Ne yazacağımı bile bilmediğim ve anlatmaya emek sarfetmekten çekinmediğim bu istekli dakikalarımda , bir bilsem içimdeki sarsıntıların bana hiç aslında yaşamadığımı ve senden öncesinin ve sonrasının olmıycağını anlattığını..Bir bilsem ,bir bilebilsem keşke.. Aslında ben derin ve dipsiz cümlelerde yüzme bilmeyen ve kesin normlara yenik düşecek birisi olmamama rağmen şimdi bilmem neden hayatımın en güzel kompozisyonunda sana açılmak istediğimi..Günler geçti , haftalar aylar , hatta 14 asır geçti , bir içimdeki sen geçmedin..
Rüyalarımda düşlerimdeki düş yüzünle hayal kurarken ki seninle konuştuğumuz akşamlardaaklımda kalan biz bize oluşumuz,bakışın ve gülüşündü. Bunun dışında hiçbirşeyin aklımda kalmayışına şaşırmadım çünkü sevgimin içinde bakan gülücüklerin vardı..
 Gülüşüne ve bakışının açılarına başka hiç bir ruhta rastlamadım ben..
Hayırlı olsun diyen bir akordiyoncunun tahmilinden ötelere bayağılaşmamış bir sonranın temellerini hayal eden iki aşığın gözlerine iten sorulara cevap bulamadığımı sandığım saniyelerde sakladım bakışlarımı; 'utandım'diyerek..Derinden etkilemişti oysa ki notaların..

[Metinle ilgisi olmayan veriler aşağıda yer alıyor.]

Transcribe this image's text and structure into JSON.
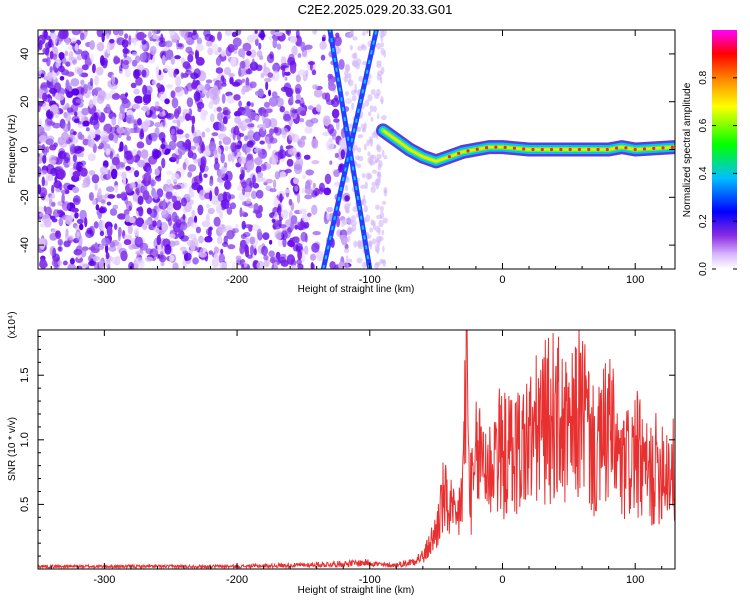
{
  "title": "C2E2.2025.029.20.33.G01",
  "chart_data": [
    {
      "type": "heatmap",
      "xlabel": "Height of straight line (km)",
      "ylabel": "Frequency (Hz)",
      "xlim": [
        -350,
        130
      ],
      "ylim": [
        -50,
        50
      ],
      "x_ticks": [
        -300,
        -200,
        -100,
        0,
        100
      ],
      "x_tick_labels": [
        "-300",
        "-200",
        "-100",
        "0",
        "100"
      ],
      "y_ticks": [
        -40,
        -20,
        0,
        20,
        40
      ],
      "y_tick_labels": [
        "-40",
        "-20",
        "0",
        "20",
        "40"
      ],
      "colorbar": {
        "label": "Normalized spectral amplitude",
        "range": [
          0,
          1
        ],
        "ticks": [
          0,
          0.2,
          0.4,
          0.6,
          0.8
        ],
        "tick_labels": [
          "0.0",
          "0.2",
          "0.4",
          "0.6",
          "0.8"
        ],
        "colormap": [
          "#ffffff",
          "#d9b8ff",
          "#8a2be2",
          "#0000ff",
          "#00bfff",
          "#00ff00",
          "#ffff00",
          "#ff8000",
          "#ff0000",
          "#ff00ff"
        ]
      },
      "features": {
        "ridge": {
          "x": [
            -90,
            -80,
            -70,
            -60,
            -50,
            -40,
            -30,
            -20,
            -10,
            0,
            20,
            40,
            60,
            80,
            90,
            100,
            130
          ],
          "y": [
            8,
            4,
            0,
            -3,
            -5,
            -3,
            -1,
            0,
            1,
            1,
            0,
            0,
            0,
            0,
            1,
            0,
            1
          ]
        },
        "diagonal_lines": [
          {
            "x": [
              -135,
              -95
            ],
            "y": [
              -50,
              50
            ]
          },
          {
            "x": [
              -100,
              -130
            ],
            "y": [
              -50,
              50
            ]
          }
        ]
      }
    },
    {
      "type": "line",
      "xlabel": "Height of straight line (km)",
      "ylabel": "SNR (10 * v/v)",
      "y_scale_note": "(x10⁴)",
      "xlim": [
        -350,
        130
      ],
      "ylim": [
        0,
        1.85
      ],
      "x_ticks": [
        -300,
        -200,
        -100,
        0,
        100
      ],
      "x_tick_labels": [
        "-300",
        "-200",
        "-100",
        "0",
        "100"
      ],
      "y_ticks": [
        0.5,
        1.0,
        1.5
      ],
      "y_tick_labels": [
        "0.5",
        "1.0",
        "1.5"
      ],
      "color": "#e83030",
      "series": [
        {
          "x": [
            -350,
            -300,
            -250,
            -200,
            -150,
            -120,
            -100,
            -90,
            -80,
            -70,
            -60,
            -50,
            -45,
            -40,
            -35,
            -30,
            -27,
            -25,
            -22,
            -20,
            -15,
            -10,
            -5,
            0,
            10,
            20,
            30,
            40,
            50,
            60,
            70,
            80,
            90,
            100,
            110,
            120,
            130
          ],
          "values": [
            0.02,
            0.02,
            0.02,
            0.02,
            0.03,
            0.04,
            0.05,
            0.03,
            0.03,
            0.05,
            0.1,
            0.35,
            0.65,
            0.6,
            0.4,
            0.75,
            1.85,
            0.8,
            0.7,
            1.0,
            1.1,
            0.9,
            1.15,
            1.05,
            1.1,
            1.2,
            1.35,
            1.45,
            1.2,
            1.55,
            1.0,
            1.35,
            0.9,
            1.1,
            0.85,
            1.0,
            0.9
          ]
        }
      ]
    }
  ]
}
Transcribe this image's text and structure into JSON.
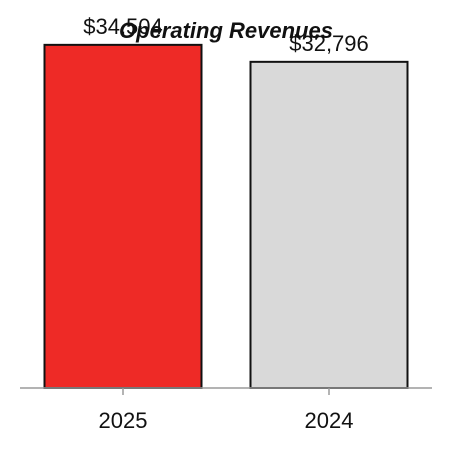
{
  "chart_data": {
    "type": "bar",
    "title": "Operating Revenues",
    "xlabel": "",
    "ylabel": "",
    "categories": [
      "2025",
      "2024"
    ],
    "values": [
      34504,
      32796
    ],
    "value_labels": [
      "$34,504",
      "$32,796"
    ],
    "colors": [
      "#ee2a26",
      "#d9d9d9"
    ],
    "bar_stroke": "#111111",
    "axis_color": "#9a9a9a",
    "ylim": [
      0,
      36500
    ],
    "grid": false,
    "legend": "none"
  }
}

 Saat 3.51 olmuş ve ben hala göz kapaklarımdan bedenime düşen bir uykunun cenderesine asılı kalmış yalnız ve çaresiz yüreğimin ilgili isteklerine cevaben yazma müşkülatı içinde sabaha karşı öten horozların sesiyle,seninle olmanın yanı sıra en azından kaybedilemeyecek bir yarına dimdik hazırlanarak geleceğim gözlerinin içine.. Herşeyin yarım kalanı diğer yarısını beklermiş..Ben senden sonra yarım kaldım..
Bir gün ölsen bile dolmayacak boşluğun,sana doymayacak bu yürek.. Keza bir günün yarınında ölmesem bile eyvallah derki yüreğim;üzülmeni istemez hiç birşeye.
Yazmanın sonu yok,senle olmanında.Sen sonsuzlukta bitmeyen bir başlangıçsın.Yüreğim ve ben senden hiç bıkmayacağız.Ben bir dilek tuttum hepsi bu;ya olur ya olmaz..Allah büyük.Kendine iyi bak..Tek dileğim.